We examined if the urethral microbiota of the adult, breeding male differed from the microbiota of juvenile males. Each breeding group had a single adult breeding male with the exception of group H (n = 4) and I (n = 3), which were further divided into subgroups within a single housing unit. Adult males neither differed from other males in the OTU richness (p = 0.145, [Mann-Whitney test], Fig. 4a) nor the evenness (p = 0.453 [Mann-Whitney test], Fig. 4b). Pairwise AMOVA of unweighted UniFrac distances found that being the breeding male in a group had no effect on community structure (p = 0.123). A dendrogram of unweighted UniFrac distances shows that the adult animals did not cluster separately from other animals (parsimony analysis, p = 0.768; Fig. 4c). OTU richness and evenness measurements of each breeding group are shown in Fig. S6. We note here, that the sample size of male animals in each breeding group were low (n = 1 to 4 animals).
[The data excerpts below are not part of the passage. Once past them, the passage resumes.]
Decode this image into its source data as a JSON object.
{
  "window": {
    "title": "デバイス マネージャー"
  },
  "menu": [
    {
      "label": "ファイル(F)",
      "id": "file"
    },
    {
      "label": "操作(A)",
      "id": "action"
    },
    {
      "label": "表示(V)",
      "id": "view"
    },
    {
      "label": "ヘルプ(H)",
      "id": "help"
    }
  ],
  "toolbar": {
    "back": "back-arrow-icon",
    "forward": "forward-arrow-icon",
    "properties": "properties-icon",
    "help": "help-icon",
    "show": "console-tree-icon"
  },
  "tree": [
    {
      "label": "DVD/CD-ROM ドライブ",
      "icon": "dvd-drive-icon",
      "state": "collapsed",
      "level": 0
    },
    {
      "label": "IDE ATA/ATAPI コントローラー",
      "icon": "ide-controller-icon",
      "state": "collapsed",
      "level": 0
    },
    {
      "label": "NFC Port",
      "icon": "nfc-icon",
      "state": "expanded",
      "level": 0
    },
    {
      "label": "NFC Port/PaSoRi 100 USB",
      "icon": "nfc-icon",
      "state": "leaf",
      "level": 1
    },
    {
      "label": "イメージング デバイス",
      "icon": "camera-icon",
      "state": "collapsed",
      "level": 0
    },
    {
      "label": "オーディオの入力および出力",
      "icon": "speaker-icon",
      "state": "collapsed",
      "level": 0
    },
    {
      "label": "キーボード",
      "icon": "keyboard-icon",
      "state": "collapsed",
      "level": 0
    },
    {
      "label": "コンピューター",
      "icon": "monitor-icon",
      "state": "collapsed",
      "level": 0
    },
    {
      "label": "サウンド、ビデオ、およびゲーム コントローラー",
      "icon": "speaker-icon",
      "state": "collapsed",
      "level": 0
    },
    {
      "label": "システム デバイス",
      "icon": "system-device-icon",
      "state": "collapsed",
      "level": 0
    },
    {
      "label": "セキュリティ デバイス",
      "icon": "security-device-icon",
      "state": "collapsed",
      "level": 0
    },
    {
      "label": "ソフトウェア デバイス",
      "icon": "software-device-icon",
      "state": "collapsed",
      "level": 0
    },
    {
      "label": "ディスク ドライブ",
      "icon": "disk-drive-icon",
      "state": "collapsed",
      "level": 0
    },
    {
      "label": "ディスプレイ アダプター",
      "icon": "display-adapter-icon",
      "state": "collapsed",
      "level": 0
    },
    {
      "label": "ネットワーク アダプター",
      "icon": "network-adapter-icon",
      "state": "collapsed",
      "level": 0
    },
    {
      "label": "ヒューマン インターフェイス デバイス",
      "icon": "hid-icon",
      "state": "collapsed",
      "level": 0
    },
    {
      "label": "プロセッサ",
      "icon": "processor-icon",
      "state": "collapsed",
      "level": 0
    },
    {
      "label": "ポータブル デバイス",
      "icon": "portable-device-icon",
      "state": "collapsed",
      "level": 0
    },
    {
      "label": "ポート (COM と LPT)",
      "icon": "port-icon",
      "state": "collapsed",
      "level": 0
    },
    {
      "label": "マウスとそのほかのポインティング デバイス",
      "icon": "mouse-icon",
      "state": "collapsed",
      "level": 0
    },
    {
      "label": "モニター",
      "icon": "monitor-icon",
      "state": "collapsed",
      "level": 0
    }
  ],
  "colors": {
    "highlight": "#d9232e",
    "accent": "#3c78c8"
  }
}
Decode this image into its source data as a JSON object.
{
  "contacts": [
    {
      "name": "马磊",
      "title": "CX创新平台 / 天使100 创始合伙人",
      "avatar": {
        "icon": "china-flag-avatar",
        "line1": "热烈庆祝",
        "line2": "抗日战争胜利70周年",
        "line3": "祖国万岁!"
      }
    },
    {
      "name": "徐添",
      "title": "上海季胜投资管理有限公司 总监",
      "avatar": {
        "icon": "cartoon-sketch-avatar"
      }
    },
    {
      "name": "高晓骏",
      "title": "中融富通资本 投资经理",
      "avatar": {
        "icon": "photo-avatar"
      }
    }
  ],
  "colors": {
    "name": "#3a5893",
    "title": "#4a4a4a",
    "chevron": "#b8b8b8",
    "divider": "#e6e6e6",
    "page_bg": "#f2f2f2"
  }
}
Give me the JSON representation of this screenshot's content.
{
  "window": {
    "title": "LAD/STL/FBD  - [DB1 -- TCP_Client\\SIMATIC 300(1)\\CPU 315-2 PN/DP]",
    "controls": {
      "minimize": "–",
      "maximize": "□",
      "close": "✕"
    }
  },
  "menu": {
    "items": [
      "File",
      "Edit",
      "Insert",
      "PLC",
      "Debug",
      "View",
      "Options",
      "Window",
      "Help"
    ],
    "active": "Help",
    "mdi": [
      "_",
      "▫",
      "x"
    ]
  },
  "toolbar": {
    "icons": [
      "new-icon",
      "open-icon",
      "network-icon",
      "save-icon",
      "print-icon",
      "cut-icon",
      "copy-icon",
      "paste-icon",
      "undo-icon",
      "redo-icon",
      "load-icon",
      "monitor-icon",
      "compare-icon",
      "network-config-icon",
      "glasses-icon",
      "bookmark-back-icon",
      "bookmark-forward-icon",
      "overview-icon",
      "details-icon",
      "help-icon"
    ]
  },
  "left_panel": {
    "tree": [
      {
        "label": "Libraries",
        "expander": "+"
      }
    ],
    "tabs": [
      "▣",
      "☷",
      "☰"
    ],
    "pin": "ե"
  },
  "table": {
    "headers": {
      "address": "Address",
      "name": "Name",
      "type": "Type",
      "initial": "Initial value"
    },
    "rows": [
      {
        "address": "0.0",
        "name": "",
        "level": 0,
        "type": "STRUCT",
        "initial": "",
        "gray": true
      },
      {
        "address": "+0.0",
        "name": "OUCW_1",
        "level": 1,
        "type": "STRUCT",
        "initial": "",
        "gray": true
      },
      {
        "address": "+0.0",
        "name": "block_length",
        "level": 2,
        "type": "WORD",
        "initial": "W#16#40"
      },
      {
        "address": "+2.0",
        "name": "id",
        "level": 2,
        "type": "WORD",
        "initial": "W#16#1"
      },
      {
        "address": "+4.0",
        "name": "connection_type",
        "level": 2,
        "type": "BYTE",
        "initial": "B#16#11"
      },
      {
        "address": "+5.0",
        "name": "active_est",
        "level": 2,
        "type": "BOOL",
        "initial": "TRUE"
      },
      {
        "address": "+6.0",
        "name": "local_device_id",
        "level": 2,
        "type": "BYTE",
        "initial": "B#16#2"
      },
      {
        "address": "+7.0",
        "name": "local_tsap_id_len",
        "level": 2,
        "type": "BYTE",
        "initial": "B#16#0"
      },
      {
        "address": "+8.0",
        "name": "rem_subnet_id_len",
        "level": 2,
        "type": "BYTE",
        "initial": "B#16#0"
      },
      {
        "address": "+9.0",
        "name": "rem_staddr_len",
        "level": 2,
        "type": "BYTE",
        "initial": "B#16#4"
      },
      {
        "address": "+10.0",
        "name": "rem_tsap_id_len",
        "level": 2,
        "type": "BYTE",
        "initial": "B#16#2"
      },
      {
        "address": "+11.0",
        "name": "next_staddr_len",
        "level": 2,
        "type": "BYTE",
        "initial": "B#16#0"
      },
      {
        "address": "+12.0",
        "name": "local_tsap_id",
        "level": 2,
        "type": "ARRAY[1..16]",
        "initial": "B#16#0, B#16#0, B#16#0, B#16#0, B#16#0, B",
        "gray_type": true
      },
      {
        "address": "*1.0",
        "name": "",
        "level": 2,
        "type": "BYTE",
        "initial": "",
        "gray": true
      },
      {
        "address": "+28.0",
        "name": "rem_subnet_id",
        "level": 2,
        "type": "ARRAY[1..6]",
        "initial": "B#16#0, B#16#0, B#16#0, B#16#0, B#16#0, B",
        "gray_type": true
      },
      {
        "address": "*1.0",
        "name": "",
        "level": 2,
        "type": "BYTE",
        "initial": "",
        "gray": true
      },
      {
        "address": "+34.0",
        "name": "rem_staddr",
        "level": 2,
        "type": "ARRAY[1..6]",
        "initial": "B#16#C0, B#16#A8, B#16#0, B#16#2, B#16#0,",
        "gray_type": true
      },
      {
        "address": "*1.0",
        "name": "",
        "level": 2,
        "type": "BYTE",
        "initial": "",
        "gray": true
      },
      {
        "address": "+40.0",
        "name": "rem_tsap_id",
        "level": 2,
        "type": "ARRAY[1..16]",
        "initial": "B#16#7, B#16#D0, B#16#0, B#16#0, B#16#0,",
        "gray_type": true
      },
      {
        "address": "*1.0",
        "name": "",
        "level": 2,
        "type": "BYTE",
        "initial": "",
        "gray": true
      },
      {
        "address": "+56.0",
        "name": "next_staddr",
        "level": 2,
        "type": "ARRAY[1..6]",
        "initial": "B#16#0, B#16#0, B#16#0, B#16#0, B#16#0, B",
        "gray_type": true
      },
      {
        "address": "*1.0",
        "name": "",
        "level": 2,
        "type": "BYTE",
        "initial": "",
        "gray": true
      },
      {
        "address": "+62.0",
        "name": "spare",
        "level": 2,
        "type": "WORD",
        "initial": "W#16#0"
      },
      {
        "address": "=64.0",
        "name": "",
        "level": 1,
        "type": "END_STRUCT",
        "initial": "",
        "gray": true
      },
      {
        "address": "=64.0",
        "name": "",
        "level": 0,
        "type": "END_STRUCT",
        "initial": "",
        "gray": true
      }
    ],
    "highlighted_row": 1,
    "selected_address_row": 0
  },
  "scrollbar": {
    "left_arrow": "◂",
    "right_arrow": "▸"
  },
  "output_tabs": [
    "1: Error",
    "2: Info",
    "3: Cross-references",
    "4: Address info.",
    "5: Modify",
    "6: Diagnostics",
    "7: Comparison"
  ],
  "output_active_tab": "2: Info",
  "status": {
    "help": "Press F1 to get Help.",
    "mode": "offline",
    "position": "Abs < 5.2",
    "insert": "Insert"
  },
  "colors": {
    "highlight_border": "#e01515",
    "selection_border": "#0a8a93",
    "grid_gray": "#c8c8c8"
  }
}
Therefore, statistical analysis was not performed to examine breeding group differences.

Lactating and menstruating female have a more similar microbiota to the male urethra

On the phylum level, Firmicutes and Bacteroidetes dominated both microbiotas, making up 80.1 ± 6.9% in the male urethra and 69.9 ± 17.8% in the vagina. Yet, Fusobacteria, the third most abundant phylum in the vagina (14.4 ± 16.1%), only made up 1.9 ± 3.3% in the male urethra. The most abundant genus across the dataset for both, male and female genital microbiota was Prevotella. Several OTUs cluster into this bacterial genus and the most abundant Prevotella OTUs (mean abundance of 6.0 ± 8.7%) was found in 226 out of 231 animals. Other Prevotella OTUs were less abundant and only dominant in some samples (Fig. 1: vaginal microbiota and Fig. 4: male urethral microbiota).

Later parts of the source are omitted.